Çocukken en sevdiğim şey, kitap okurken ya da bir şeyle uğraşırken, radyo dinlemekti.
O zamanlar radyo programları çok eğiticiydi.
Tabane'de oturduğumuz yıllardı...
Tabane, bana göre sokakları buram buram tarih kokan güzel bir mahalleydi.
O zamanlar her şey bana öyle ilginç geliyordu ki...
O yollar, o köprüler, Sarabat Camimiz, bakkallarımız...
Hepsi çocukluğumun demirbaşlarıydı sanki...
O yıllarda her şey, ne kadar güzeldi...
Neyse konuyu fazla dağıtmadan sadede geleyim.
Radyoda türkü programlarını dinlerken, Azerbaycan Türkülerine karşı aşırı ilgim olduğunu farkettim. O türküleri ayrı seviyordum.
Radyoda Ülkü Beşgül, Necla Erol, sonraları Seyit Al, Mehmet Özbek, Necla Akben Azerbaycan türküsü okuyunca içim coşardı.
Hâlâ da o türküleri çok severim.
Dokuz on yaşlarındayken, yine bir Azerbaycan türküsü , aklıma o soruyu getirdi.
Babama, "türküler çok güzel, ama ben neden Azerbaycan türkülerini daha çok seviyorum?"
diye sordum.
Babam, "tabi seversin, ata yurdumuz Azerbaycan.
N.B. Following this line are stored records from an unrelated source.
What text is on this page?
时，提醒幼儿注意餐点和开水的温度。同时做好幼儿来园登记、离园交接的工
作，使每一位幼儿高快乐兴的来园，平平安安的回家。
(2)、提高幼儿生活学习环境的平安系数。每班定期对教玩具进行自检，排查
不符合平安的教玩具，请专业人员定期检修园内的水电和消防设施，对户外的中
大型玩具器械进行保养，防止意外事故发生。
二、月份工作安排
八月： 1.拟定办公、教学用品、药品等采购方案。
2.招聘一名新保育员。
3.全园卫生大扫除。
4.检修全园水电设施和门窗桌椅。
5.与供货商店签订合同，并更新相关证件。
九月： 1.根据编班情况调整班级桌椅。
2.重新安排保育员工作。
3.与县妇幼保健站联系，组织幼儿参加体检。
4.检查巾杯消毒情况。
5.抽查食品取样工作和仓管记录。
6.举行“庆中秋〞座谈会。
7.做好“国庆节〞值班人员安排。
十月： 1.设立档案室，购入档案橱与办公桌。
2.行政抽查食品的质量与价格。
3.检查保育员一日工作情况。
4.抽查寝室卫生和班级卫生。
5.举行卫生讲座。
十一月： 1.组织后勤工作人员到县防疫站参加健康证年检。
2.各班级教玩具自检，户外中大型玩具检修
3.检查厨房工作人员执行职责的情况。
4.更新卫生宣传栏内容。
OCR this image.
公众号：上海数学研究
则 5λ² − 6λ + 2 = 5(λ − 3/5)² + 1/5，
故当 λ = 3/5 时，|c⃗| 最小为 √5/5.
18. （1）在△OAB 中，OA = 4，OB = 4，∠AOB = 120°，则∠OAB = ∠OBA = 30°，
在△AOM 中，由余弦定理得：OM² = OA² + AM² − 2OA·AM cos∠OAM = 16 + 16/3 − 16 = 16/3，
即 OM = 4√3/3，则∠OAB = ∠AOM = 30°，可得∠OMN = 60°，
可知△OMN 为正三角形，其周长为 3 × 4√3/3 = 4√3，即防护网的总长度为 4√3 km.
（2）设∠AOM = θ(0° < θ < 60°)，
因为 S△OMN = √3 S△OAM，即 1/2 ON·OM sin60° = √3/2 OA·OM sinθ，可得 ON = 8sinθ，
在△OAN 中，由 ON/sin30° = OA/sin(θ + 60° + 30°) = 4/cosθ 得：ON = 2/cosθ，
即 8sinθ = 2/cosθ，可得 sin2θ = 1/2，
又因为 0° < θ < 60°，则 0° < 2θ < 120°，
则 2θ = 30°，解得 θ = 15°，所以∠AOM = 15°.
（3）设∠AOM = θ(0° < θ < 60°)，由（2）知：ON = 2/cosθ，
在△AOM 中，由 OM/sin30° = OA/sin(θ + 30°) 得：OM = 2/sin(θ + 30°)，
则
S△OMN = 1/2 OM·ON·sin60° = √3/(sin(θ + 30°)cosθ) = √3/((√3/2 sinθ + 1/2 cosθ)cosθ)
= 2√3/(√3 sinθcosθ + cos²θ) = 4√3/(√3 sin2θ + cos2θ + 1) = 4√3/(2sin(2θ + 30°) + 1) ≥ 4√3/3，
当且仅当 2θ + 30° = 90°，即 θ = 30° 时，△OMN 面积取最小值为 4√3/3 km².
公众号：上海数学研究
Biz Kafkasya'dan Türkiye'ye gelmişiz" dedi.
Bunu öğrenince merakım iyice arttı.
Dedem Kafkasya'dan Türkiye'ye neden, nasıl göç etmiş o gün öğrendim.
Rusya'da 1917 devrimi olduktan sonraki süreçte, Ruslar Kafkas Türklerine de saldırıp, işgal ve baskıyı artırmaya başlamışlar.
Karşı gelenler, ya Sibirya'ya ölüm sürgününe gönderiliyor ya da ceza evlerine dolduruluyordu.
Dedemler o zaman Ağbaba, Balıklı'da oturuyorlardı. Siyah çuha kumaşı ürettikleri için, çuha kumaşı çok değerli olduğundan dedemlere "Karaçuhaoğulları" ya da Hacıkaraçuhaoğulları" diyorlarmış.
Sanırım Ağbaba ve Balıklı şu an Ermenistan sınırları içinde.
Rusların Türklere baskı ve zulümleri iyice artınca, kardeşleri dedeme; "Emiraslan, senin çocukların küçük, bizim çocuklarımızın kimi asker, kimi evli , kimi okuyor.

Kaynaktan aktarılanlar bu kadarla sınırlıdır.